A Night at the JADS opera

On October 30, 2018 a unique musical experiment took place in the Chapel of JADS, the Jheronimus Academy of Data Science in Den Bosch. The event was organized during the first Den Bosch Data Week, in collaboration with the International Vocal Competition (IVC). My recommender LAB took the challenge to tailor a program containing six opera arias to the Spotify profiles of the audience. This was a particular challenge as most of the audience was not familiar with opera or classical music in general. During the concert we asked the audience for their feedback to check if our predictions and tailoring worked well. In this story I will report how Yu Liang, my Phd Student and I approached this problem and what results came out of the event.

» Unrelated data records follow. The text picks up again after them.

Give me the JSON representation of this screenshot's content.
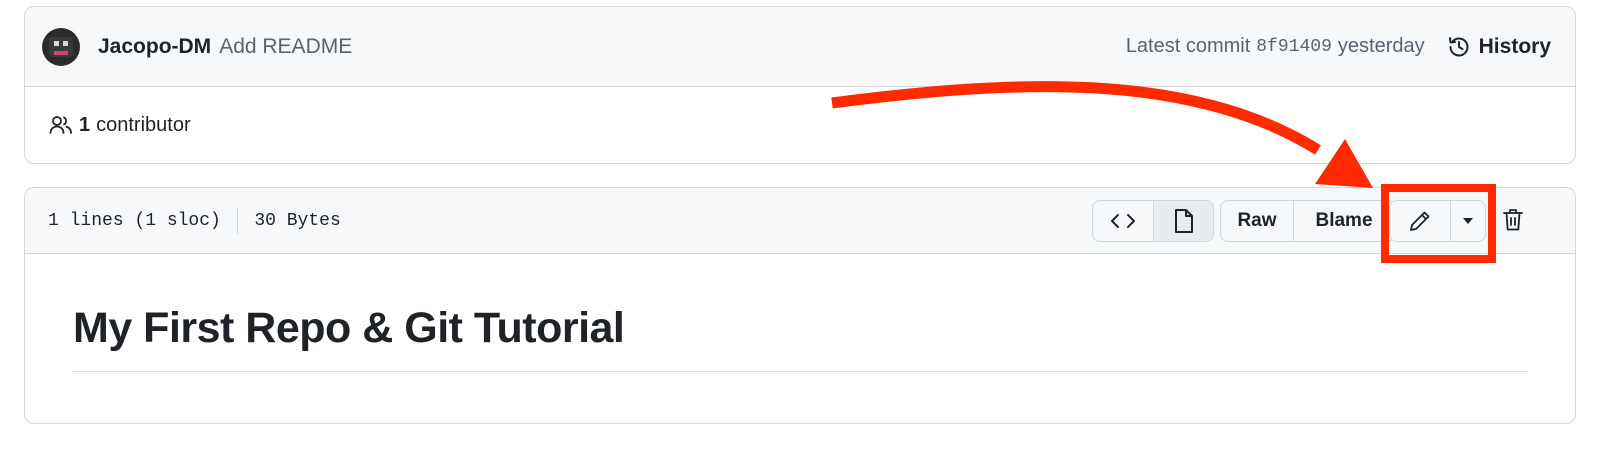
{
  "commit": {
    "author": "Jacopo-DM",
    "message": "Add README",
    "latest_label": "Latest commit",
    "sha": "8f91409",
    "time": "yesterday",
    "history_label": "History"
  },
  "contributors": {
    "count": "1",
    "label": "contributor"
  },
  "file": {
    "lines": "1 lines (1 sloc)",
    "size": "30 Bytes",
    "buttons": {
      "raw": "Raw",
      "blame": "Blame"
    },
    "readme_title": "My First Repo & Git Tutorial"
  },
  "icons": {
    "history": "history-icon",
    "people": "people-icon",
    "code": "code-icon",
    "file": "file-icon",
    "pencil": "pencil-icon",
    "dropdown": "triangle-down-icon",
    "trash": "trash-icon"
  },
  "annotation_colors": {
    "arrow": "#ff2a00",
    "highlight": "#ff2a00"
  }
}
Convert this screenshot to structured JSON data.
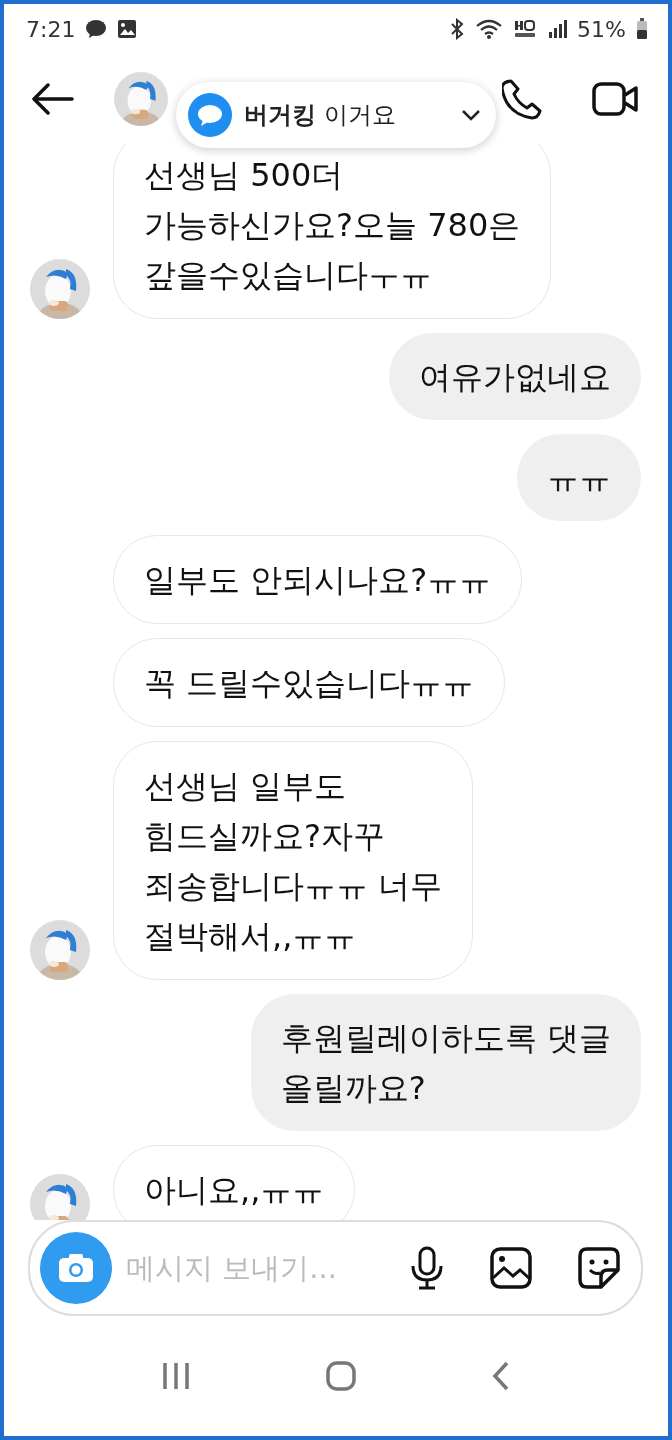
{
  "status_bar": {
    "time": "7:21",
    "battery": "51%"
  },
  "notification": {
    "text": "**버거킹** 이거요"
  },
  "messages": [
    {
      "kind": "received",
      "text": "선생님 500더\n가능하신가요?오늘 780은\n갚을수있습니다ㅜㅠ",
      "avatar": true
    },
    {
      "kind": "sent",
      "text": "여유가없네요"
    },
    {
      "kind": "sent",
      "text": "ㅠㅠ"
    },
    {
      "kind": "received",
      "text": "일부도 안되시나요?ㅠㅠ",
      "avatar": false
    },
    {
      "kind": "received",
      "text": "꼭 드릴수있습니다ㅠㅠ",
      "avatar": false
    },
    {
      "kind": "received",
      "text": "선생님 일부도\n힘드실까요?자꾸\n죄송합니다ㅠㅠ 너무\n절박해서,,ㅠㅠ",
      "avatar": true
    },
    {
      "kind": "sent",
      "text": "후원릴레이하도록 댓글\n올릴까요?"
    },
    {
      "kind": "received",
      "text": "아니요,,ㅠㅠ",
      "avatar": true
    }
  ],
  "composer": {
    "placeholder": "메시지 보내기..."
  }
}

Nina van Essen, accompanied by Marta Liebana during the concert (photo: bymarjo.nl)

Requirements
To be able to tailor a concert program, we require two things. First we need a candidate set of songs that the musical performer (in this case, the mezzo soprano Nina van Essen, accompanied on grand piano by Marta Liebana) can perform. Second, we need information about the music preferences of the audience to select the best possible items from the candidate set. Nina van Essen provided us with a diverse range of 32 candidate songs, opera arias spanning several musical eras from Monteverdi (~1600) to Bernstein (~1950). All people registering for the event were asked to login with their Spotify account. This allowed us to collect their top tracks and favorite artists using the Spotify API. We got 47 registrations for the concert with in total over 5000 top tracks.

How to tailor?
For this concert we focused on the musical features as they are provided by the Spotify API. These features describe the energy, valence, key, liveness, tempo and other audio features in a track. For our matching we focused on the following key features:

  • Acousticness: The acousticness of the track
  • Danceability: how suitable a track is for dancing based on tempo, rhythm stability, beat strength, and overall regularity
  • Energy: a perceptual measure of intensity and activity.
  • Valence: the musical positiveness conveyed by a track.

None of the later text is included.